11h39: 7-5 6-2 5-2 15-30. Medvedev sort enfin de ses gonds et lance un « Shut up, man ! » à un Djokofan légèrement aviné qui ne peut retenir quelques éructations intempestives entre les deux services du Moscovite. On se dit que tout va basculer et qu’on aura deux heures de rab pour compléter notre grille au cours d’une remontada qui restera dans les annales. Moins d’une minute et deux points plus tard, Djokovic et son faire-valoir se serrent la paluche au filet. Qu’à cela ne tienne, la cérémonie protocolaire à tiroirs et donc fidèle à sa réputation nous réserve les moments les plus intenses de cette quinzaine.

11h44: Début du festival: « Djokovic est capable Daniiler les premières balles adverses », nous annonce Droz sans avoir l’air d’y toucher au milieu de son hagiographie de celui qui va battre le record de longévité de Roger Federer à la première place mondiale le 8 mars prochain. Et dire qu’à 8-7, 40-15… enfin bref.

11h53: Jayne Hrdlicka, native de Wichita au Kansas, CEO de Virgin Australia Airlines et – ah oui ! – présidente de Tennis Australia termine un discours pour le moins lunaire au cours duquel la mention du vaccin est copieusement huée par une assistance enivrée par la consécration de celui qui maîtrise l’art de transformer l’eau en remède miracle par la grâce de la prière et de la gratitude. La brave Jayne, un peu déstabilisée, se met donc à applaudir elle-même les 112 mentions de sponsors et autres bienfaiteurs qui suivent histoire de garder contenance et nous surprend ensuite à sortir de son script (probablement co-écrit par KIA) avec un « When you’re finished… » un tantinet agacé glissé entre deux quolibets et une conclusion agrémentée d’un fort flegmatique « You’re a very opinionated group of people ». Finalement c’était quand même pas si mal le huis clos, non ? 

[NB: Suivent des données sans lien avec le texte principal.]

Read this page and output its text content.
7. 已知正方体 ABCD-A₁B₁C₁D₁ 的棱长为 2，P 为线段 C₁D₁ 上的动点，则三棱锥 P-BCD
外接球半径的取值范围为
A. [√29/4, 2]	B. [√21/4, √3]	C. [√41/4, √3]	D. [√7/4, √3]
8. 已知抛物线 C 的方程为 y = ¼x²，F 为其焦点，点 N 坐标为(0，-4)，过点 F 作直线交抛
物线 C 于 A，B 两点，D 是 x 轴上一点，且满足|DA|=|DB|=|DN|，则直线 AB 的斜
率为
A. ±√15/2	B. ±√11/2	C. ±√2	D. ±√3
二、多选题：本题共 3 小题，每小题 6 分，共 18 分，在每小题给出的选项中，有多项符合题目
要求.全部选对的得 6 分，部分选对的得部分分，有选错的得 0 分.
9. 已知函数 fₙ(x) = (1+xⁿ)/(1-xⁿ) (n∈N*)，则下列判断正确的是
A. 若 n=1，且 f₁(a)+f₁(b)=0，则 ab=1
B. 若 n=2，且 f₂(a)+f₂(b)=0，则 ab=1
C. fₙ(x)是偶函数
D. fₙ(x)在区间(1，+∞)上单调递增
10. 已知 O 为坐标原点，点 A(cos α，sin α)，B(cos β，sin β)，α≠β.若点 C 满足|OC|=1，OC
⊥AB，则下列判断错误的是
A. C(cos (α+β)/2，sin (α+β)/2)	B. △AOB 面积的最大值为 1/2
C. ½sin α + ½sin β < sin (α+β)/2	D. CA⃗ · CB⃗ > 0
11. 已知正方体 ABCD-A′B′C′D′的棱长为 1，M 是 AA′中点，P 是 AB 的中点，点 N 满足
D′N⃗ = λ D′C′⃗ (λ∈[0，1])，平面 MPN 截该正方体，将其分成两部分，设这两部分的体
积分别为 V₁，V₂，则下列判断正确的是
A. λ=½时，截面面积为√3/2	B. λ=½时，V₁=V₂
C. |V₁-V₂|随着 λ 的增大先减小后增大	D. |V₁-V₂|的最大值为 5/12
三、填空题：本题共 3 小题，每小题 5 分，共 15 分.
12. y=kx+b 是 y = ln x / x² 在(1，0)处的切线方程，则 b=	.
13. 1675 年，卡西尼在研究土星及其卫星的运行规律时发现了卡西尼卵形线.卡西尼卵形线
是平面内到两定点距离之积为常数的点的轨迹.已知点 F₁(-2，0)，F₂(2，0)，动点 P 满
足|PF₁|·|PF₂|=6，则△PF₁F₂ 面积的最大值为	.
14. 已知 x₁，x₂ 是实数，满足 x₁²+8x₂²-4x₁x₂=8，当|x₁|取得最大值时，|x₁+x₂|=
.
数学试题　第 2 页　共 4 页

11h58: L’intervenant suivant, dont on n’a même pas eu le temps de lire le nom, se contente de quelques mots clés en style télégraphique avant de vider les lieux, probablement effrayé par l’accueil réservé à sa collègue. Place aux discours des protagonistes. Nul besoin de leur offrir des chaises pour survivre aux 7 heures de monologues convenus qui suivent habituellement une finale comme cela avait été le cas après le duel légendaire de 2012 mentionné plus haut. On se demande même s’ils ne risquent pas le claquage en se présentant face au micro après un échauffement si court. La caméra s’attarde sur Gilles Cervara, l’entraîneur français de Medvedev dont la présence sur tous les vecteurs médiatiques d’Hexagone depuis plusieurs mois fait trembler Patrick Mouratoglou comme une feuille. Pascal Droz, qu’on avait presque oublié avec toutes ces émotions, nous lance: « Son entraîneur qui ressemble comme deux gouttes d’eau à Michel Polnareff jeune ». Comme vous pouvez le voir ci-dessous, cette version est controversée.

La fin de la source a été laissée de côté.